There are two parts to the region where $f(x,y)\ne 0$, the first part in your list and the second part. The two parts are obtained from each other by interchanging the roles of $x$ and $y$, So there will be symmetry across the line $y=x$. The function $cxy$ we are integrating is also symmetric in $x$ and $y$, so the integrals over the two parts will be equal. Therefore we can just integrate over our favourite part, and double the result.
We look in detail at the second part of the region. It turns out that this is the triangle with corners $(0,0)$, $(0,-1)$, and $(1,0)$. At a certain point of the sketching, you will want to know on which side of the line $x-y=1$ our region lies. One way to decide is to rewrite the inequality $x-y \le 1$ as $y \ge x-1$, so $y$ is supposed to be bigger than $x-1$. But $y$ bigger means we are above the line $x-y=1$.

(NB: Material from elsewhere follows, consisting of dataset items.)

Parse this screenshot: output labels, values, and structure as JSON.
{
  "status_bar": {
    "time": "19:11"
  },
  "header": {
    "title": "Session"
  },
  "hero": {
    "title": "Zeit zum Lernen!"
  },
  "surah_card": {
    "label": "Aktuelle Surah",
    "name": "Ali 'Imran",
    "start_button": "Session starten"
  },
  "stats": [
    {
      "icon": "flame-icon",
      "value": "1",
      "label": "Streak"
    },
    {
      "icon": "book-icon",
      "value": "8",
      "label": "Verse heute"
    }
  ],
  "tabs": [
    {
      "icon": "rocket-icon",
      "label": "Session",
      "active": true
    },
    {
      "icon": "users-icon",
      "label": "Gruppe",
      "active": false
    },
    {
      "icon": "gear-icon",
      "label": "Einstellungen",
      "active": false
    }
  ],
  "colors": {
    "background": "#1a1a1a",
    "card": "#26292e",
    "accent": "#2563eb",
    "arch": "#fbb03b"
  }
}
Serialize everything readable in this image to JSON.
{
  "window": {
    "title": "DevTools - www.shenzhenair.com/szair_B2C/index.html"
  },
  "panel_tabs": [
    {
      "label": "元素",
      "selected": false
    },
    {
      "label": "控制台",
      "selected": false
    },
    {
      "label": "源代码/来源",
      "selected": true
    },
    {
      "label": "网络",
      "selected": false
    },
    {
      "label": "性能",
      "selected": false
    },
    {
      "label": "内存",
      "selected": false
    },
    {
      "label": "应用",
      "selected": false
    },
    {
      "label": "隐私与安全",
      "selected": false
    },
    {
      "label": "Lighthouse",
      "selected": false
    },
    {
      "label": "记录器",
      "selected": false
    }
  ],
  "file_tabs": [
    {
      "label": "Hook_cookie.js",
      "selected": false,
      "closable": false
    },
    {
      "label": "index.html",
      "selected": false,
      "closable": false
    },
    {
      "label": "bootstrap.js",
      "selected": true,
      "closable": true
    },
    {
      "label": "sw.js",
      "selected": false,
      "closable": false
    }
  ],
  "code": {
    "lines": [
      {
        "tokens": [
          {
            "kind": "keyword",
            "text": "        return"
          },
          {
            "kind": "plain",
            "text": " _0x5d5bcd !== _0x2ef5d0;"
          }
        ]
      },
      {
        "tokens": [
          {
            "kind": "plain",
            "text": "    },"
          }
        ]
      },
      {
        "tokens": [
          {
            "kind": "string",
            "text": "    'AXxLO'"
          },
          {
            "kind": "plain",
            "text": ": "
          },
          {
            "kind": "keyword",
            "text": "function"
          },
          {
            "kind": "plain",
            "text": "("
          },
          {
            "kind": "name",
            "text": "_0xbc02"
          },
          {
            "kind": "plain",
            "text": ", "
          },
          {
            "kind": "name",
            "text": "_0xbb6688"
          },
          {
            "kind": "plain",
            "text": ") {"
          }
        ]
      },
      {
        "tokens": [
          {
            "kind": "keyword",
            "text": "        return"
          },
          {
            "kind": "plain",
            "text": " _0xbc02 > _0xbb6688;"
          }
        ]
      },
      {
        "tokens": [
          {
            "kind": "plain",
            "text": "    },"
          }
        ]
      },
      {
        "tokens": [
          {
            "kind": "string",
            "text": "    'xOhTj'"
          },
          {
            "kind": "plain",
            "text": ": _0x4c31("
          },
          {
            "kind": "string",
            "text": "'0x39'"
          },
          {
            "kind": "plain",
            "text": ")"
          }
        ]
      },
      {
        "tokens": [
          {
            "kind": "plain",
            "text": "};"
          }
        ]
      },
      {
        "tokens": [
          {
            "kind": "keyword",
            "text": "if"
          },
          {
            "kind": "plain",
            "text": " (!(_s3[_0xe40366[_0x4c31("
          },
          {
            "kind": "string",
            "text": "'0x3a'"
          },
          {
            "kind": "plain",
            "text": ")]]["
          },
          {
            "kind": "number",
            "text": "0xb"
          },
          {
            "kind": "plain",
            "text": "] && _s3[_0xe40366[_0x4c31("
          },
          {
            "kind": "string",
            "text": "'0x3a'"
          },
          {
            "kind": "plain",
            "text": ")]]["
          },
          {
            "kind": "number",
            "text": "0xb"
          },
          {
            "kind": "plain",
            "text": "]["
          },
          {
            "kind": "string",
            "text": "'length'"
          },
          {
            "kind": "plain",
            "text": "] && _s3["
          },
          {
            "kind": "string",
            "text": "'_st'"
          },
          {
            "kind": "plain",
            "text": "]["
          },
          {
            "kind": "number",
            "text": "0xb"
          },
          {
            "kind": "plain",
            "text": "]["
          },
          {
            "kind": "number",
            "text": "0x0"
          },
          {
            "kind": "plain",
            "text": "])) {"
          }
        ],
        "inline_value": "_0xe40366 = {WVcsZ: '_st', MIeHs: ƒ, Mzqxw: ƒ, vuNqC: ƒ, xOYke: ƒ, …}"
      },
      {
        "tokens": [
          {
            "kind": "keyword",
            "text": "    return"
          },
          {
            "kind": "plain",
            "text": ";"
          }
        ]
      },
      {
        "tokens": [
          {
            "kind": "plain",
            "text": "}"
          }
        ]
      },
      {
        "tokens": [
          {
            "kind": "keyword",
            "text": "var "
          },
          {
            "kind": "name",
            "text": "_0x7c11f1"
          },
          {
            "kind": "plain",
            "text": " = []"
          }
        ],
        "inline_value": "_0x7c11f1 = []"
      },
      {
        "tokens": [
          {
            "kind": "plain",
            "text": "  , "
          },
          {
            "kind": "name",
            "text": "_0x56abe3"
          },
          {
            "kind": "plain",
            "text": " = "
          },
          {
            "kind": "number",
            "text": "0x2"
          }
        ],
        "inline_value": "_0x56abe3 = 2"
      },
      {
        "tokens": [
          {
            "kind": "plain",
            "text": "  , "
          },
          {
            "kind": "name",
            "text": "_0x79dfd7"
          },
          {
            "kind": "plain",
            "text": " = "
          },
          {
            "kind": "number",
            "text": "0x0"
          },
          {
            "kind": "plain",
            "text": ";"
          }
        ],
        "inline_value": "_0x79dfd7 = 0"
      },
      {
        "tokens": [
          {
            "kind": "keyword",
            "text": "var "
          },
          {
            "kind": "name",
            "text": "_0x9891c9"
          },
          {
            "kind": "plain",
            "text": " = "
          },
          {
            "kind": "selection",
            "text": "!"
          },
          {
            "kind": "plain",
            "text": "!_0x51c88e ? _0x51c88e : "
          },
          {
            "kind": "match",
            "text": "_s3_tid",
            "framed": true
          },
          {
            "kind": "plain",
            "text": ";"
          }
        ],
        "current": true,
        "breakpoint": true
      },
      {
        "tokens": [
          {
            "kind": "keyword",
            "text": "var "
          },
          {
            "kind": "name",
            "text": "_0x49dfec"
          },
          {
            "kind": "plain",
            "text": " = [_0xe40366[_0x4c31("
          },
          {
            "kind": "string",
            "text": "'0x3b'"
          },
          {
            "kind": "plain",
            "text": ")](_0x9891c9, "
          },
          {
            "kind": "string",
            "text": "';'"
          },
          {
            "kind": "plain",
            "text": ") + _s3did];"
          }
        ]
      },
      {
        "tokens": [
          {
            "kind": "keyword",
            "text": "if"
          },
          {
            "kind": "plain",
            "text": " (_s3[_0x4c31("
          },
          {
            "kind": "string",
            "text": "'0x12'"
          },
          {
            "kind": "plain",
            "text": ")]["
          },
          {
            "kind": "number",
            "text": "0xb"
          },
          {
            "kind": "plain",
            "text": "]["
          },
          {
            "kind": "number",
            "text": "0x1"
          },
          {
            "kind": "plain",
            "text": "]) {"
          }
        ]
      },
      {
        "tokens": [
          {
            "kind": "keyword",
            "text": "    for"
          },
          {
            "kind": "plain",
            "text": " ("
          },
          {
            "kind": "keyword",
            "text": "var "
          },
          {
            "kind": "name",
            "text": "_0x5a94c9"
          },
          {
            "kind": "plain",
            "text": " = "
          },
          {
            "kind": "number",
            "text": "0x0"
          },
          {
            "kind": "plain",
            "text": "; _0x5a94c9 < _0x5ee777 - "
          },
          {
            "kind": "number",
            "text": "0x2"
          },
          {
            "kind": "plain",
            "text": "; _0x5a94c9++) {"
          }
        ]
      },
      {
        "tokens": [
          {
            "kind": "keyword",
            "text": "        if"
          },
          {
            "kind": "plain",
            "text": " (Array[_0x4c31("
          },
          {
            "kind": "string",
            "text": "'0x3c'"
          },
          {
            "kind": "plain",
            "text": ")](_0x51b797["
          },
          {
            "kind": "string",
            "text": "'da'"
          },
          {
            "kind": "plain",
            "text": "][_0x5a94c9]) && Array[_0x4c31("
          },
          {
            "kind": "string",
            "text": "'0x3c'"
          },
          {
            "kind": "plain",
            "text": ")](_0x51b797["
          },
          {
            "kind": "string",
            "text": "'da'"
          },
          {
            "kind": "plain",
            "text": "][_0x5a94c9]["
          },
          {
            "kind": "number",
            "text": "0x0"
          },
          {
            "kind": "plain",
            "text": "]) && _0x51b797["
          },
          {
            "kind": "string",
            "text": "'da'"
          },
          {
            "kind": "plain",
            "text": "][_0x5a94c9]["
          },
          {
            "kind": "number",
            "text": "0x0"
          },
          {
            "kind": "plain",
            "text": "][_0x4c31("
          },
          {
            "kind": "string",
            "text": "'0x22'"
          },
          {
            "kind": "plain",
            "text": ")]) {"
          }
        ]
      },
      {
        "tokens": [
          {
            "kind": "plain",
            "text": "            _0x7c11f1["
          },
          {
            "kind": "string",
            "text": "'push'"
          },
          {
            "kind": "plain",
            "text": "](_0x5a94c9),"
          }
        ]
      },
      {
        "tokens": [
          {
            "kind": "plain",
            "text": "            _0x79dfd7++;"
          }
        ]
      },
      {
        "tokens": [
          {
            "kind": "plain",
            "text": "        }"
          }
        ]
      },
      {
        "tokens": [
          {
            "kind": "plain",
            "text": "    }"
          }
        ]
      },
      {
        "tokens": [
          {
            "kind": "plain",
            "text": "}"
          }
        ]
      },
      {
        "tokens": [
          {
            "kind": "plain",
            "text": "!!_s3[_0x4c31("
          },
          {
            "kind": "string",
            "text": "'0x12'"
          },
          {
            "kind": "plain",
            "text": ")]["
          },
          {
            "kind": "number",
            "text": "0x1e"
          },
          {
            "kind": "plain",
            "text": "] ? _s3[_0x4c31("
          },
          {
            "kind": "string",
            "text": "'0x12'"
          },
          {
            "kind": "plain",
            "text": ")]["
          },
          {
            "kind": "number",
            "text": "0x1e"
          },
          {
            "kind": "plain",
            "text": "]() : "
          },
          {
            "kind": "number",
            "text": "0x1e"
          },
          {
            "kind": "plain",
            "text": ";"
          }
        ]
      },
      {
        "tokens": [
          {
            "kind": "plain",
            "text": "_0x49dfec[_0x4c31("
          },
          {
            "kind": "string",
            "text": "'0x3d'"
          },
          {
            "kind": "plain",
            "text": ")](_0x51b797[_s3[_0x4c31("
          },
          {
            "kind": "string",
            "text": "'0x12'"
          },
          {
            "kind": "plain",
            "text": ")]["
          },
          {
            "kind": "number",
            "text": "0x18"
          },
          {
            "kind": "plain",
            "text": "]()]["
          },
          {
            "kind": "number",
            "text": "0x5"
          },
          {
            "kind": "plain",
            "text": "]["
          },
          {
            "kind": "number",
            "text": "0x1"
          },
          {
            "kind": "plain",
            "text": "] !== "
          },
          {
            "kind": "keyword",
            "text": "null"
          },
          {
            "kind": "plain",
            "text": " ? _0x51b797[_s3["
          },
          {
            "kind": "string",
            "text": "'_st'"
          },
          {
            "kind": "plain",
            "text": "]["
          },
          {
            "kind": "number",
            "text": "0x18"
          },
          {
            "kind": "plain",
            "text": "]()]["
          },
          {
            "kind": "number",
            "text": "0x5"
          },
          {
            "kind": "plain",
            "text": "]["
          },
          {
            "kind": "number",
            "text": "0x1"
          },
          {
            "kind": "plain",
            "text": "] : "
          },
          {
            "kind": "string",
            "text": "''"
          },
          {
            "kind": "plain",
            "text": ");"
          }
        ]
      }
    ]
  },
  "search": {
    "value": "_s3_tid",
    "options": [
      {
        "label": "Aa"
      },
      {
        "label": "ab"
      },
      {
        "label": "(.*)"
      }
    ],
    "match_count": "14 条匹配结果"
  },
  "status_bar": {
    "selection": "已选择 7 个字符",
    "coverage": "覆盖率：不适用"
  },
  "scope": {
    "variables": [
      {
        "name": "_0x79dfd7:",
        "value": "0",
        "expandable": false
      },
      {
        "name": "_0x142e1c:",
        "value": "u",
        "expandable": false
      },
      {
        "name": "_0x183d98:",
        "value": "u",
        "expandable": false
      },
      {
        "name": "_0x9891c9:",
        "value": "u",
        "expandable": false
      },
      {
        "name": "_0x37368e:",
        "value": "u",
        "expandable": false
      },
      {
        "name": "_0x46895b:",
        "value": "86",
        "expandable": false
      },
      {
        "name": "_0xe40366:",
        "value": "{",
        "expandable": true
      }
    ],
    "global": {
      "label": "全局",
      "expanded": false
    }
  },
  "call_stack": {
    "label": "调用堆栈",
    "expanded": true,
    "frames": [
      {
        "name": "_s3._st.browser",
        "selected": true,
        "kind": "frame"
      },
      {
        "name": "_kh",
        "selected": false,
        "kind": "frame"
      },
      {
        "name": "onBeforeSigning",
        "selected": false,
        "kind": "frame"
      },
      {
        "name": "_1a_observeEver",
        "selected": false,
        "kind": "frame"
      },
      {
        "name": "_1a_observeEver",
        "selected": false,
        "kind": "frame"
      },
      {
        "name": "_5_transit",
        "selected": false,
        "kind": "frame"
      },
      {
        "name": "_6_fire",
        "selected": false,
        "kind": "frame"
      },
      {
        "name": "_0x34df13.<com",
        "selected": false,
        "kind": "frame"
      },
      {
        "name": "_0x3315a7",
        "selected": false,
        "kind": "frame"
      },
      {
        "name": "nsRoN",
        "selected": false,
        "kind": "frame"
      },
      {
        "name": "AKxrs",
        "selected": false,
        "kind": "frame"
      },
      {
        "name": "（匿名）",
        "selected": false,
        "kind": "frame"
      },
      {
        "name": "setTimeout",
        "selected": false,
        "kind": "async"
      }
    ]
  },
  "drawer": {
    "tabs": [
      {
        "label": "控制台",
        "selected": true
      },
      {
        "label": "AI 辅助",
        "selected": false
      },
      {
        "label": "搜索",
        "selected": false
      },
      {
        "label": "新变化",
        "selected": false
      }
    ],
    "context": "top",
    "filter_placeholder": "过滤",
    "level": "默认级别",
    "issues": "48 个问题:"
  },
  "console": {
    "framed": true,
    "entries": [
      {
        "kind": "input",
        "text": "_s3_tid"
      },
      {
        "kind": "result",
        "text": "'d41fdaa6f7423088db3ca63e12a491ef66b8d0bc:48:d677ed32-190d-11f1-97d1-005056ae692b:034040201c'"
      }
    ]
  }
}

Express our integral over this part as an iterated integral, integrating first with respect to $y$, then with respect to $x$.
The "bottom" curve is $x-y=1$, the top curve is $y=0$. So when we integrate with respect to $y$, we integrate from $y=x-1$ to $y=0$. So we want $\int_{x=0}^1\left(\int_{y=x-1}^0 cxy\,dy\right)\,dx.$
The inner antiderivative is $\frac{cxy^2}{2}$. When we substitute our endpoints, we get $-\frac{cx(x-1)^2}{2}$. Now integrate from $x=0$ to $x=1$. To do the integration, you may want to expand out $x(x-1)^2$. And remember that this is half of the ultimate integral. This gives us an excuse to preemptively multiply by $2$.